In one decade, cellular telephone use has gone from being a novelty for the fortunate few, to being commonplace in our society. Most Americans have a "cell phone" and many use them while driving. In light of the associated dangers, highway safety advocates argue that cell phone use while driving adversely affects a driver's concentration and reaction time, thereby posing a danger to themselves and others.
Cell Phone Usage and Personal Injury Lawsuits
Cell phone usage has increasingly become the cause of accidents or a contributing factor, resulting in an increase in personal injury litigation involving cell phones. When a driver is using a cell phone at the time of an accident and the accident happens while the driver is on company business, the phone call is a business one, or the cell phone was provided by the company, that company will often be sued along with the driver/employee, under a theory of "vicarious liability" for the actions of its employee. Actual examples include:
- A jury in Miami awarded a 78 year old woman and her husband $20.78 million against a driver and his employer for injuries suffered in an automobile crash. The driver initially admitted owning a cell phone but denied using it at the time of the accident. Cell phone bills indicated otherwise and the driver finally admitted making a sales call "before" calling 911 about the accident.

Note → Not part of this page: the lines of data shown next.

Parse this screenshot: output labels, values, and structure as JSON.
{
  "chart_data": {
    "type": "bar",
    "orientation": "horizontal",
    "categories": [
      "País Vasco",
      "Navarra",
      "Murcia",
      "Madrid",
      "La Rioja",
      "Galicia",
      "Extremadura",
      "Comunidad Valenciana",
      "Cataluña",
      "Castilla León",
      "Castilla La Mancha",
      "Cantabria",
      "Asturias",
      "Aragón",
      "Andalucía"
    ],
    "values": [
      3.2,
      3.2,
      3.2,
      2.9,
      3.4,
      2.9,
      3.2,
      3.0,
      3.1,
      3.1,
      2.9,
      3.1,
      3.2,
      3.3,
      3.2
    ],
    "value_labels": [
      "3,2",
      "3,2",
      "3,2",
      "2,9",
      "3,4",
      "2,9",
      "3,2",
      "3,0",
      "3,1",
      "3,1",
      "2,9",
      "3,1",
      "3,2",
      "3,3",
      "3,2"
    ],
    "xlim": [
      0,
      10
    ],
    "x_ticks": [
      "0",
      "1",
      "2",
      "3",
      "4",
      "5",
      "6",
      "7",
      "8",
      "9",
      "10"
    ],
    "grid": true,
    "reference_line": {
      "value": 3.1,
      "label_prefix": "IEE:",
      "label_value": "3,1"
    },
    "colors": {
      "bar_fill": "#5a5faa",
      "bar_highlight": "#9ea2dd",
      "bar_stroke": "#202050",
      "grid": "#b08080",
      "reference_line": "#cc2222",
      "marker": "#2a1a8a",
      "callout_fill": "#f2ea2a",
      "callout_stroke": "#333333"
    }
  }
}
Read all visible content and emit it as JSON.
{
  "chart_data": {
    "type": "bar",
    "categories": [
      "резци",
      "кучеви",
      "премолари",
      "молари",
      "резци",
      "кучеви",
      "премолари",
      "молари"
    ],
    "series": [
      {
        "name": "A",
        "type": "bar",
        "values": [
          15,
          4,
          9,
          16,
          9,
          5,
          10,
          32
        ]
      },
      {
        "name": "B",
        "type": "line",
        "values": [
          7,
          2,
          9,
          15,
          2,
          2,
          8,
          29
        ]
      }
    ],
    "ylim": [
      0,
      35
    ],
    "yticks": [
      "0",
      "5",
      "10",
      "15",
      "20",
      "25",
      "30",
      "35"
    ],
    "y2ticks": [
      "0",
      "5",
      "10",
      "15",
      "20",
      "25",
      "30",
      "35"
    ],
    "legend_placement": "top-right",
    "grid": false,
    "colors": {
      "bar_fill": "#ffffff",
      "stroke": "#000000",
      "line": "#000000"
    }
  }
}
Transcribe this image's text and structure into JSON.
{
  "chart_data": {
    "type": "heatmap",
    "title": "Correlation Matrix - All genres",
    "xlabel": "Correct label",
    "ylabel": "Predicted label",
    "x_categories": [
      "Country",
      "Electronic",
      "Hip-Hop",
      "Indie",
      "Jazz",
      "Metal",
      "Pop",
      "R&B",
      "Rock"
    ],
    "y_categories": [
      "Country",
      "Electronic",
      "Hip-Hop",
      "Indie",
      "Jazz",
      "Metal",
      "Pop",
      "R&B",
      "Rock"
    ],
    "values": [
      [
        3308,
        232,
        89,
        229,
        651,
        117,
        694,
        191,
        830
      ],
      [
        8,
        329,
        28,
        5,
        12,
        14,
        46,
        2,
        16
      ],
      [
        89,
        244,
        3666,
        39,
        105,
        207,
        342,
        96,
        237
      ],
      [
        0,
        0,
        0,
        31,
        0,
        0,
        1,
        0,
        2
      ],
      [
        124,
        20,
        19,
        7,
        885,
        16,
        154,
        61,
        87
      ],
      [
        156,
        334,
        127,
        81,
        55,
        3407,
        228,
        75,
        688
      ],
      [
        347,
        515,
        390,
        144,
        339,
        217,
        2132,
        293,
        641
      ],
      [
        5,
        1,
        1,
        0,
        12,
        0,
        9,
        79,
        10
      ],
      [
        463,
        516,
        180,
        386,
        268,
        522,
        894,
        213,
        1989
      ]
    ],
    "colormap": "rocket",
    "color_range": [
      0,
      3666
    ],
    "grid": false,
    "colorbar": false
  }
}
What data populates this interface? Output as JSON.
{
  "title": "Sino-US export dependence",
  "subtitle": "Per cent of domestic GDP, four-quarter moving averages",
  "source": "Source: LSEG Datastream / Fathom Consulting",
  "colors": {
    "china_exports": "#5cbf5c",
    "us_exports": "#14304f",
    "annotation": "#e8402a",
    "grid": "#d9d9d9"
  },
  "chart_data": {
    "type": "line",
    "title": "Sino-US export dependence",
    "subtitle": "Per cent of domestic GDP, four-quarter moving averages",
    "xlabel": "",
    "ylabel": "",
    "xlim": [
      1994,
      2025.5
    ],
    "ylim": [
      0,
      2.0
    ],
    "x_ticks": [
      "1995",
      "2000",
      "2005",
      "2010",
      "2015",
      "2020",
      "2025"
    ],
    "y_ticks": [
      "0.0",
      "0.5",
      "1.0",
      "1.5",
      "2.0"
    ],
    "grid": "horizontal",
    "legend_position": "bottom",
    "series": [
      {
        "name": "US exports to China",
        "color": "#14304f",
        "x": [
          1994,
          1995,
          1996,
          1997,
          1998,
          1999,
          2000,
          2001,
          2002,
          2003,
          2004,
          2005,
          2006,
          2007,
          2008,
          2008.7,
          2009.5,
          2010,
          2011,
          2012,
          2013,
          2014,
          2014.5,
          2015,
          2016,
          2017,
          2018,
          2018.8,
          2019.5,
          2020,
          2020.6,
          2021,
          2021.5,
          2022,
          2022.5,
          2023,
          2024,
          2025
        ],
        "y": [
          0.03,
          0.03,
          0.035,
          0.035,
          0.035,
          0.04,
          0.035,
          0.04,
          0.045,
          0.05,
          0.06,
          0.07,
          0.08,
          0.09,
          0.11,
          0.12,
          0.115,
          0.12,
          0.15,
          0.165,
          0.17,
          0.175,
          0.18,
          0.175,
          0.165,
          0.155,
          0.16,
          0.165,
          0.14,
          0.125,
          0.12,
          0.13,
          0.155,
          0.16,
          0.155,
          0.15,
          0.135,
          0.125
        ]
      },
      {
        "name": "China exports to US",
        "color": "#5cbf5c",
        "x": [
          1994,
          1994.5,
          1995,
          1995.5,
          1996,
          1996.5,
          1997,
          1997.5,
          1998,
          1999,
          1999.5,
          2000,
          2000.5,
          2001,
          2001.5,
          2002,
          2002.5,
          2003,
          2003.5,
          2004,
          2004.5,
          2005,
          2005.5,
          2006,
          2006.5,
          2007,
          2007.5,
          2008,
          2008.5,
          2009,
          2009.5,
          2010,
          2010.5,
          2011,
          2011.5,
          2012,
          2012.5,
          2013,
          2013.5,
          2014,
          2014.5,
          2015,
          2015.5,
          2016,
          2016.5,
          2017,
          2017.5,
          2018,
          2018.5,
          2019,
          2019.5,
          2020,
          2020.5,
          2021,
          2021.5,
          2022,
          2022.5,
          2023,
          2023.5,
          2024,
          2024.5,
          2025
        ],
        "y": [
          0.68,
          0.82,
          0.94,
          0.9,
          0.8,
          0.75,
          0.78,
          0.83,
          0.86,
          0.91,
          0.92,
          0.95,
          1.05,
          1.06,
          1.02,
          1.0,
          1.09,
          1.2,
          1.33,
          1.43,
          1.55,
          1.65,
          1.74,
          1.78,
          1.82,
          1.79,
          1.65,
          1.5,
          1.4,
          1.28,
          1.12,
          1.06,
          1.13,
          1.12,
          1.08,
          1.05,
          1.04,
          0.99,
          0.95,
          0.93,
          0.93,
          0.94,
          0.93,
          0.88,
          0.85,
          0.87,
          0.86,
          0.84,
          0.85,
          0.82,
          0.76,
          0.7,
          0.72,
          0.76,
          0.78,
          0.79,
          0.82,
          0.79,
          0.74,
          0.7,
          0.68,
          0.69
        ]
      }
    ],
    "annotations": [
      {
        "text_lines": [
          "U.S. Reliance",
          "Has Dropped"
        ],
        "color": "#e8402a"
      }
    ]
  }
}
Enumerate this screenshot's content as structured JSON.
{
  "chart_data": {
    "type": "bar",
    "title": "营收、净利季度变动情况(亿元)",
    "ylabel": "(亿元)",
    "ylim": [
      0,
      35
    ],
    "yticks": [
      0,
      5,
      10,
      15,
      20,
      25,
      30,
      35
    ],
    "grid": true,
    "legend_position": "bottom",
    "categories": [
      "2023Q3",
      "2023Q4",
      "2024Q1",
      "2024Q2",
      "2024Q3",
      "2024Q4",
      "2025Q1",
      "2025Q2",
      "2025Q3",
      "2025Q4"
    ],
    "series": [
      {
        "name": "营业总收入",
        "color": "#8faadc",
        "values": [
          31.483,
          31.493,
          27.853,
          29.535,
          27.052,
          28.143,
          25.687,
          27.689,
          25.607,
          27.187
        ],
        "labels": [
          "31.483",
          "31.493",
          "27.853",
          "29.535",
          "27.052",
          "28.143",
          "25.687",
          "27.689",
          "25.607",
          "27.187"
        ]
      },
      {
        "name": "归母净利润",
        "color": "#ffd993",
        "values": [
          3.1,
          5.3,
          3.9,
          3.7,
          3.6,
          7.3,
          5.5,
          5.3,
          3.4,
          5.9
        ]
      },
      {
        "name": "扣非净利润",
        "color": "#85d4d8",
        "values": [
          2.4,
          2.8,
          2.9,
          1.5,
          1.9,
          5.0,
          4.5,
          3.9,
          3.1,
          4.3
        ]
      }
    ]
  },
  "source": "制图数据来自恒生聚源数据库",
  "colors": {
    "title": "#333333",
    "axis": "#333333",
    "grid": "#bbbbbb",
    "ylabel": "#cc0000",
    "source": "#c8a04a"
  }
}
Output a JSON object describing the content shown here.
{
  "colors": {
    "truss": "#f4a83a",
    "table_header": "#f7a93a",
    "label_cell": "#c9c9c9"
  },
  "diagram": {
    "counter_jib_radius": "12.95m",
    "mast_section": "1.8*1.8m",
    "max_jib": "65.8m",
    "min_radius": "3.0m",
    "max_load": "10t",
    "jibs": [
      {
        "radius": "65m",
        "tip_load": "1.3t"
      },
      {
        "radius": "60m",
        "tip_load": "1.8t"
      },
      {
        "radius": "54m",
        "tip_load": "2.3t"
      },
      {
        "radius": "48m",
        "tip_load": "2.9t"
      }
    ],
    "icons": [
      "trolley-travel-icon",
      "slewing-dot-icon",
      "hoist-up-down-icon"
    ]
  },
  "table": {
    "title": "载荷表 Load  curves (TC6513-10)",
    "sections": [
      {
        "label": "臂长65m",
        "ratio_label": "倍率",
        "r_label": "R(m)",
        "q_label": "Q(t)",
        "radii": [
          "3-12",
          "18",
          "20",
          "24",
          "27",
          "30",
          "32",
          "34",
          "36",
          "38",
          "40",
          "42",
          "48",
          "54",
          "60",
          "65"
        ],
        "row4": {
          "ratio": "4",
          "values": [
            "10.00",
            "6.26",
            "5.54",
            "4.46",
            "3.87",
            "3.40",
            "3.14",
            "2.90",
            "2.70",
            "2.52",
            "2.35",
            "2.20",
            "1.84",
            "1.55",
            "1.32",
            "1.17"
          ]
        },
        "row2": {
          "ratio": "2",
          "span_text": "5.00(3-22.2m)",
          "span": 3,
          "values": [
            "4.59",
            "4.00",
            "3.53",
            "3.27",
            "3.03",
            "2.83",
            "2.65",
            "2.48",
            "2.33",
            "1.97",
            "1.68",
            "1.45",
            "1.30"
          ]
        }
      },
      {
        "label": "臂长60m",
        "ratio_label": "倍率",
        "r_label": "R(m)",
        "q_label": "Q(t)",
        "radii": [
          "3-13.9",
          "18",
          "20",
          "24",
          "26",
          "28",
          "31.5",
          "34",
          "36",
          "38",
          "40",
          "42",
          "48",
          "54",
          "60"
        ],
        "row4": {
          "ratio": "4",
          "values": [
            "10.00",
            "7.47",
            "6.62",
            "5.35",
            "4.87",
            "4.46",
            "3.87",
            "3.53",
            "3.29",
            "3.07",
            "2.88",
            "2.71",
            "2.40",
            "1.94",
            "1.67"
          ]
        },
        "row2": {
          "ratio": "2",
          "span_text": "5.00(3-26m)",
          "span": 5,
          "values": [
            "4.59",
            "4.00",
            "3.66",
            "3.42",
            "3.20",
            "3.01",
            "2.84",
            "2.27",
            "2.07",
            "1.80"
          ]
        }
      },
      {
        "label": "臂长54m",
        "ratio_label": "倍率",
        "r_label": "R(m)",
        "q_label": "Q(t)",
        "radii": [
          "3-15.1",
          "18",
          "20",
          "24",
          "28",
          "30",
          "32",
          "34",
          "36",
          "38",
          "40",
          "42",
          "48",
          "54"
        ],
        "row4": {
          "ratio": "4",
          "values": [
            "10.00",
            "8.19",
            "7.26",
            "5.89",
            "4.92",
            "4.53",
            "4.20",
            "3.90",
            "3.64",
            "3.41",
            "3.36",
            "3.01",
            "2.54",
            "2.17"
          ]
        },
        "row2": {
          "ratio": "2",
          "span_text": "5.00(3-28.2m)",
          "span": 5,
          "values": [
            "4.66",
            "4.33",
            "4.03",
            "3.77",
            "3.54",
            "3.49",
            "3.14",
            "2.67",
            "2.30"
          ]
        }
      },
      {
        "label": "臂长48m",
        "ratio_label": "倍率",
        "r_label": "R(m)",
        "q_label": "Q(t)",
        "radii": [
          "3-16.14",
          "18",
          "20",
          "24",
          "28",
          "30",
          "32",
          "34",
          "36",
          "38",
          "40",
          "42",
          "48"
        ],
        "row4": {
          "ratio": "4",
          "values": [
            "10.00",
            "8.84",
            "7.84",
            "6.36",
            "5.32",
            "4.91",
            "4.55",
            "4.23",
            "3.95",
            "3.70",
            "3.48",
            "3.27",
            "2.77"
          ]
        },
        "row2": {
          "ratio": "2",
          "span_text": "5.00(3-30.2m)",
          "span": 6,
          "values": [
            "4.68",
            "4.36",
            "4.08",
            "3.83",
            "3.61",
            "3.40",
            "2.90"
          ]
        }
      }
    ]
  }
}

- The state of Hawaii paid $1.5 million to the family of a New Jersey tourist struck by a car driven by a public school teacher, who was using her cell phone at the time.
- Salomon Smith Barney paid $500,000 in settlement to the family of a motorcyclist killed in a collision with a broker, who was on his cell phone at the time.
How Employers May Protect Themselves
Employment experts have suggested that employers familiarize themselves with cell phone use laws in their particular jurisdictions and consider the potential liability arising out of cell phone use by employees. Companies that nonetheless believe cell phone use is necessary or advisable for business, especially if cell phones are provided to employees, have been instituting use policies for employees to minimize liability. Typical provisions of such use policies include:
- A statement of actual and potential health risks for cell phone usage.
- Requiring a promise not to use cell phones while driving or operating equipment.
- Restricting usage of a cell phone to when the car is pulled off the road in an emergency.
- Requiring documented training sessions for safe cell phone use.
- Conditioning reimbursement for cell phone costs on employee certification that the cell phone was not used in any way that violates company policy.
- A statement that any policy violation subjects the employee to disciplinary action.
Having such policies in effect may reduce, but will not likely eliminate, a company's potential liability. To be most effective, the policy on cell phone use may need to be in writing and signed by the employee, acknowledging that the policy has been read and will be obeyed. Actual disciplinary action taken against employees who do not abide by the policy may also be helpful in limiting an employer's exposure to liability.
Although standards of proof vary among jurisdictions, before employer liability may be imposed, generally a plaintiff may have to prove that the use of the cell phone caused the crash (or was a contributing factor) and the call was work related or made on a company cell phone. Where the company provides the employees with the phone, it may be easier to establish liability. Further, some courts have held that employer liability may be established where the employer directs or expects an employee to conduct company business on a cell phone.